La cruda realidad: ahorrar o asumir más riesgo

La conclusión de los expertos es clara: las hipotecas al 100% no son una varita mágica. Resuelven el problema del ahorro inicial a cambio de endeudarte más, pagar más intereses y, a menudo, poner en juego el patrimonio familiar. La banca hoy es mucho más prudente que hace 15 años y los supervisores no dejan que se repitan los excesos. Por eso, aunque el producto existe, se reserva para perfiles con ingresos sólidos y estables, y en muy pocas entidades.

Para la mayoría de los jóvenes que lidian con alquileres disparados y sueldos ajustados, la opción más realista sigue siendo ahorrar, aunque sea poco a poco, y buscar las ayudas públicas que rebajan la entrada necesaria. Mientras tanto, los alquileres siguen devorando la capacidad de ahorro y el sueño de comprar se aleja un poco más cada año. La paradoja es total.

En resumen (para tu bolsillo y tu salud mental)

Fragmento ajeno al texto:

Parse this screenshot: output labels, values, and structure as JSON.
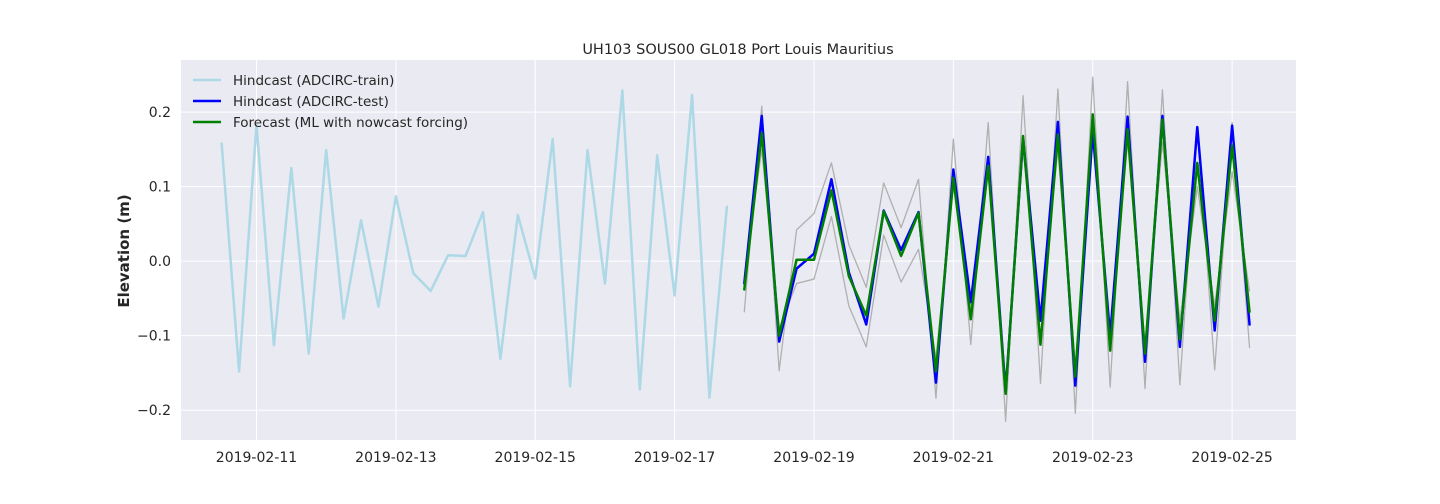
{
  "chart_data": {
    "type": "line",
    "title": "UH103 SOUS00 GL018 Port Louis Mauritius",
    "xlabel": "",
    "ylabel": "Elevation (m)",
    "x_axis": "date",
    "xlim": [
      "2019-02-09T22:00",
      "2019-02-25T22:00"
    ],
    "ylim": [
      -0.24,
      0.27
    ],
    "x_ticks": [
      "2019-02-11",
      "2019-02-13",
      "2019-02-15",
      "2019-02-17",
      "2019-02-19",
      "2019-02-21",
      "2019-02-23",
      "2019-02-25"
    ],
    "y_ticks": [
      -0.2,
      -0.1,
      0.0,
      0.1,
      0.2
    ],
    "y_tick_labels": [
      "−0.2",
      "−0.1",
      "0.0",
      "0.1",
      "0.2"
    ],
    "grid": true,
    "background": "#eaeaf2",
    "legend_position": "top-left",
    "series": [
      {
        "name": "Hindcast (ADCIRC-train)",
        "color": "#add8e6",
        "width": 2.5,
        "in_legend": true,
        "x": [
          "2019-02-10T12:00",
          "2019-02-10T18:00",
          "2019-02-11T00:00",
          "2019-02-11T06:00",
          "2019-02-11T12:00",
          "2019-02-11T18:00",
          "2019-02-12T00:00",
          "2019-02-12T06:00",
          "2019-02-12T12:00",
          "2019-02-12T18:00",
          "2019-02-13T00:00",
          "2019-02-13T06:00",
          "2019-02-13T12:00",
          "2019-02-13T18:00",
          "2019-02-14T00:00",
          "2019-02-14T06:00",
          "2019-02-14T12:00",
          "2019-02-14T18:00",
          "2019-02-15T00:00",
          "2019-02-15T06:00",
          "2019-02-15T12:00",
          "2019-02-15T18:00",
          "2019-02-16T00:00",
          "2019-02-16T06:00",
          "2019-02-16T12:00",
          "2019-02-16T18:00",
          "2019-02-17T00:00",
          "2019-02-17T06:00",
          "2019-02-17T12:00",
          "2019-02-17T18:00"
        ],
        "y": [
          0.158,
          -0.148,
          0.183,
          -0.113,
          0.125,
          -0.124,
          0.149,
          -0.077,
          0.055,
          -0.061,
          0.087,
          -0.016,
          -0.04,
          0.008,
          0.007,
          0.066,
          -0.131,
          0.062,
          -0.023,
          0.164,
          -0.168,
          0.149,
          -0.03,
          0.229,
          -0.172,
          0.142,
          -0.046,
          0.223,
          -0.183,
          0.073
        ]
      },
      {
        "name": "Observed",
        "color": "#b0b0b0",
        "width": 1.3,
        "in_legend": false,
        "x": [
          "2019-02-18T00:00",
          "2019-02-18T06:00",
          "2019-02-18T12:00",
          "2019-02-18T18:00",
          "2019-02-19T00:00",
          "2019-02-19T06:00",
          "2019-02-19T12:00",
          "2019-02-19T18:00",
          "2019-02-20T00:00",
          "2019-02-20T06:00",
          "2019-02-20T12:00",
          "2019-02-20T18:00",
          "2019-02-21T00:00",
          "2019-02-21T06:00",
          "2019-02-21T12:00",
          "2019-02-21T18:00",
          "2019-02-22T00:00",
          "2019-02-22T06:00",
          "2019-02-22T12:00",
          "2019-02-22T18:00",
          "2019-02-23T00:00",
          "2019-02-23T06:00",
          "2019-02-23T12:00",
          "2019-02-23T18:00",
          "2019-02-24T00:00",
          "2019-02-24T06:00",
          "2019-02-24T12:00",
          "2019-02-24T18:00",
          "2019-02-25T00:00",
          "2019-02-25T06:00"
        ],
        "y": [
          -0.068,
          0.208,
          -0.147,
          0.042,
          0.064,
          0.132,
          0.022,
          -0.035,
          0.105,
          0.045,
          0.11,
          -0.184,
          0.164,
          -0.112,
          0.186,
          -0.215,
          0.222,
          -0.164,
          0.231,
          -0.204,
          0.247,
          -0.169,
          0.241,
          -0.171,
          0.23,
          -0.166,
          0.18,
          -0.146,
          0.186,
          -0.116
        ]
      },
      {
        "name": "Observed (lower)",
        "color": "#b0b0b0",
        "width": 1.3,
        "in_legend": false,
        "x": [
          "2019-02-18T00:00",
          "2019-02-18T06:00",
          "2019-02-18T12:00",
          "2019-02-18T18:00",
          "2019-02-19T00:00",
          "2019-02-19T06:00",
          "2019-02-19T12:00",
          "2019-02-19T18:00",
          "2019-02-20T00:00",
          "2019-02-20T06:00",
          "2019-02-20T12:00",
          "2019-02-20T18:00",
          "2019-02-21T00:00",
          "2019-02-21T06:00",
          "2019-02-21T12:00",
          "2019-02-21T18:00",
          "2019-02-22T00:00",
          "2019-02-22T06:00",
          "2019-02-22T12:00",
          "2019-02-22T18:00",
          "2019-02-23T00:00",
          "2019-02-23T06:00",
          "2019-02-23T12:00",
          "2019-02-23T18:00",
          "2019-02-24T00:00",
          "2019-02-24T06:00",
          "2019-02-24T12:00",
          "2019-02-24T18:00",
          "2019-02-25T00:00",
          "2019-02-25T06:00"
        ],
        "y": [
          -0.02,
          0.15,
          -0.09,
          -0.03,
          -0.024,
          0.06,
          -0.06,
          -0.115,
          0.035,
          -0.028,
          0.016,
          -0.13,
          0.1,
          -0.06,
          0.12,
          -0.16,
          0.15,
          -0.08,
          0.15,
          -0.14,
          0.16,
          -0.1,
          0.16,
          -0.11,
          0.16,
          -0.08,
          0.1,
          -0.06,
          0.12,
          -0.04
        ]
      },
      {
        "name": "Hindcast (ADCIRC-test)",
        "color": "#0000ff",
        "width": 2.5,
        "in_legend": true,
        "x": [
          "2019-02-18T00:00",
          "2019-02-18T06:00",
          "2019-02-18T12:00",
          "2019-02-18T18:00",
          "2019-02-19T00:00",
          "2019-02-19T06:00",
          "2019-02-19T12:00",
          "2019-02-19T18:00",
          "2019-02-20T00:00",
          "2019-02-20T06:00",
          "2019-02-20T12:00",
          "2019-02-20T18:00",
          "2019-02-21T00:00",
          "2019-02-21T06:00",
          "2019-02-21T12:00",
          "2019-02-21T18:00",
          "2019-02-22T00:00",
          "2019-02-22T06:00",
          "2019-02-22T12:00",
          "2019-02-22T18:00",
          "2019-02-23T00:00",
          "2019-02-23T06:00",
          "2019-02-23T12:00",
          "2019-02-23T18:00",
          "2019-02-24T00:00",
          "2019-02-24T06:00",
          "2019-02-24T12:00",
          "2019-02-24T18:00",
          "2019-02-25T00:00",
          "2019-02-25T06:00"
        ],
        "y": [
          -0.03,
          0.195,
          -0.108,
          -0.01,
          0.01,
          0.11,
          -0.015,
          -0.085,
          0.068,
          0.015,
          0.066,
          -0.163,
          0.123,
          -0.055,
          0.14,
          -0.175,
          0.165,
          -0.08,
          0.187,
          -0.167,
          0.175,
          -0.1,
          0.194,
          -0.135,
          0.195,
          -0.115,
          0.18,
          -0.093,
          0.182,
          -0.085
        ]
      },
      {
        "name": "Forecast (ML with nowcast forcing)",
        "color": "#008000",
        "width": 2.5,
        "in_legend": true,
        "x": [
          "2019-02-18T00:00",
          "2019-02-18T06:00",
          "2019-02-18T12:00",
          "2019-02-18T18:00",
          "2019-02-19T00:00",
          "2019-02-19T06:00",
          "2019-02-19T12:00",
          "2019-02-19T18:00",
          "2019-02-20T00:00",
          "2019-02-20T06:00",
          "2019-02-20T12:00",
          "2019-02-20T18:00",
          "2019-02-21T00:00",
          "2019-02-21T06:00",
          "2019-02-21T12:00",
          "2019-02-21T18:00",
          "2019-02-22T00:00",
          "2019-02-22T06:00",
          "2019-02-22T12:00",
          "2019-02-22T18:00",
          "2019-02-23T00:00",
          "2019-02-23T06:00",
          "2019-02-23T12:00",
          "2019-02-23T18:00",
          "2019-02-24T00:00",
          "2019-02-24T06:00",
          "2019-02-24T12:00",
          "2019-02-24T18:00",
          "2019-02-25T00:00",
          "2019-02-25T06:00"
        ],
        "y": [
          -0.038,
          0.172,
          -0.1,
          0.002,
          0.002,
          0.095,
          -0.02,
          -0.073,
          0.067,
          0.007,
          0.065,
          -0.148,
          0.112,
          -0.078,
          0.128,
          -0.178,
          0.168,
          -0.112,
          0.17,
          -0.155,
          0.197,
          -0.12,
          0.177,
          -0.124,
          0.19,
          -0.105,
          0.132,
          -0.08,
          0.155,
          -0.068
        ]
      }
    ]
  }
}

  • 💸 ¿Qué ha cambiado? Existen hipotecas al 100%, pero son excepcionales, con tipos del doble de la media y exigen garantías extra.
  • 👥 ¿A quién afecta exactamente? A compradores con ingresos altos y estables, y a jóvenes menores de 35 años que acceden a avales públicos en algunos bancos.
  • ¿Qué puedes hacer al respecto? Si no tienes ahorro, explora la vía de los avales públicos con un bróker especializado, pero evita avalar con la vivienda de tus padres.